КНИППЕР. Вчера в кабинете Владимира Ивановича сидели с Алексеевыми и с ним и распределяли роли. Думают все, думают и ничего не выдумают. Мария Петровна умоляет только, чтобы Константин Сергеевич не играл Лопахина, и я с ней согласна. Ему надо играть Гаева, это ему нетрудно, и он отдохнет и воспрянет духом на этой роли. Не находишь ли ты? Хотя я высказываю актерские соображения. Лилиной страшно хочется играть Аню. Если, говорит, буду стара, могут мне сказать и выгнать, и я не обижусь. Варю ей не хочется играть, боится повториться. К.С. говорит, что она должна играть Шарлотту. Еще варьировали так: Раневская – Мария Федоровна, я – Шарлотта, но вряд ли. Мне хочется изящную роль. Если Андреева – Варю, то, по-моему, она не сделает, а Варя славная роль…
Лилина кипятится. Ее дразнят, что Аню будет играть Андреева. Она говорит, если дадут Аню молоденькой – то она молчит, но если Андреевой, то она протестует.
В иных источниках: «… а Варя главная роль…». Роль Ани, которую могла сыграть ученица, отдали Лилиной, роль Вари – Андреевой, по желанию Немировича-Данченко, которого решительно поддержал Чехов, который в декабре был в Москве и присутствовал на репетициях.
Постановкой «Вишневого сада» Чехов был недоволен. Он писал жене: «Одно могу сказать: сгубил мне пьесу Станиславский». Художественный театр снова вступил в полосу неудач. Отворачиваясь от Горького, не поняли и новой пьесы Чехова, будто не читали ее вовсе, как стал утверждать автор. Приняли «Вишневый сад» за драму, когда это комедия, пронизанная порывами к новой жизни.
Ялта. 20 апреля 1904 года.
ЧЕХОВ. Уеду я из Ялты не без удовольствия; скучно здесь, весны нет, да и нездоровится.
Ты спрашиваешь: что такое жизнь? Это все равно что спросить: что такое морковка? Морковка есть морковка, и больше ничего неизвестно.
Чехов с женой уехал из Москвы 3 июня 1904 года за границу.
Баденвейлер. 28 июня 1904 года.
ЧЕХОВ. Милая Маша, здесь жара наступила жестокая, застала меня врасплох, так как у меня с собой все зимние костюмы, я задыхаюсь и мечтаю о том, чтобы выехать отсюда. Но куда? Хотел я в Италию на Комо, но там все разбежались от жары. Везде на юге Европы жарко. Я хотел проплыть от Триеста до Одессы на пароходе, но не знаю, насколько это теперь, в июне-июле, возможно… А по железной дороге, признаться, я побаиваюсь ехать. В вагоне теперь задохнешься, особенно при моей одышке, которая усиливается от малейшего пустяка.

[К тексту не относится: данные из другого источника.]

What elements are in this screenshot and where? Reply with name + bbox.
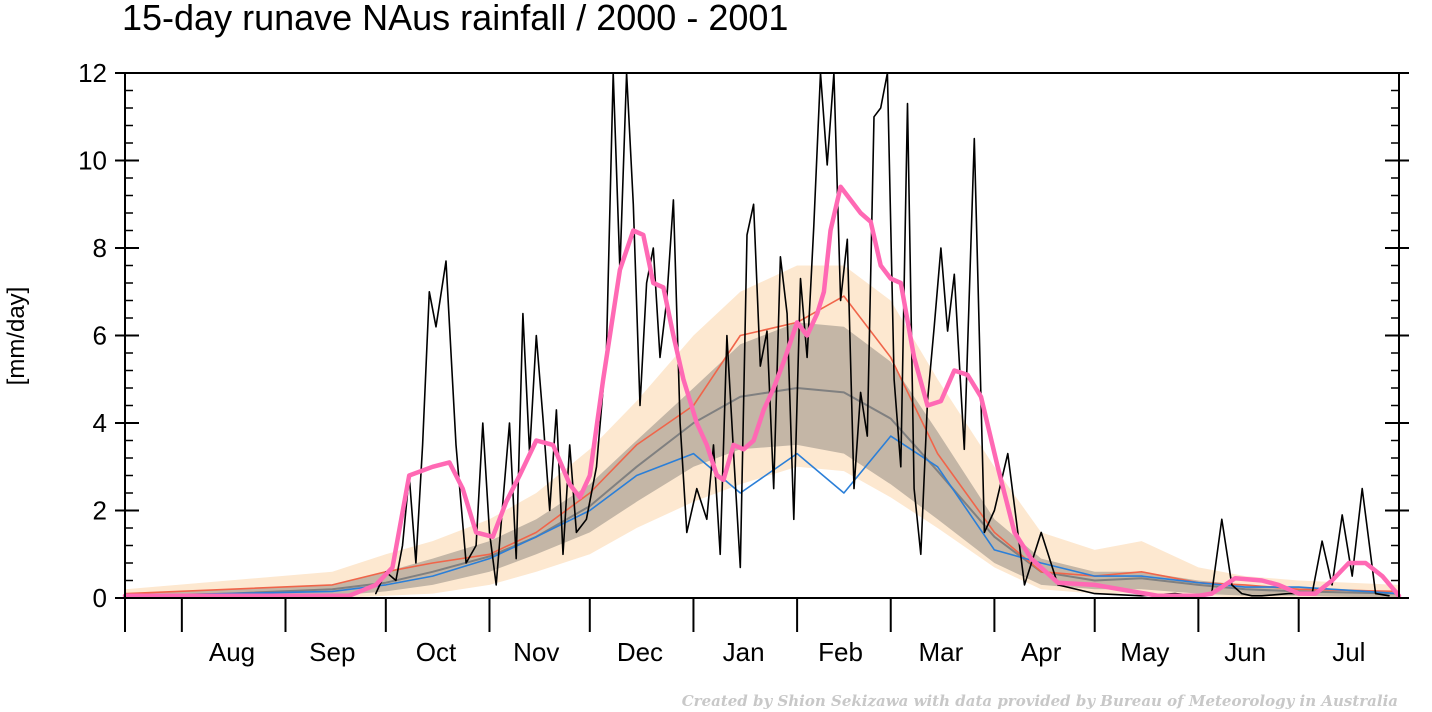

Не знаю, что и делать. Ольга поехала в Фрейбург заказывать мне фланелевый костюм, здесь в Баденвейлере ни портных, ни сапожников.
Ни одной прилично одетой немки, безвкусица, наводящая уныние.
Ну, будь здорова и весела, поклон мамаше, Ване, Жоржу, бабушке и всем прочим. Пиши. Целую тебя, жму руку.
Это последнее письмо Чехова. Он скончался 2 июля 1904 года.
Что такое жизнь? Из ответа Чехова выходит: жизнь есть жизнь, и больше ничего неизвестно.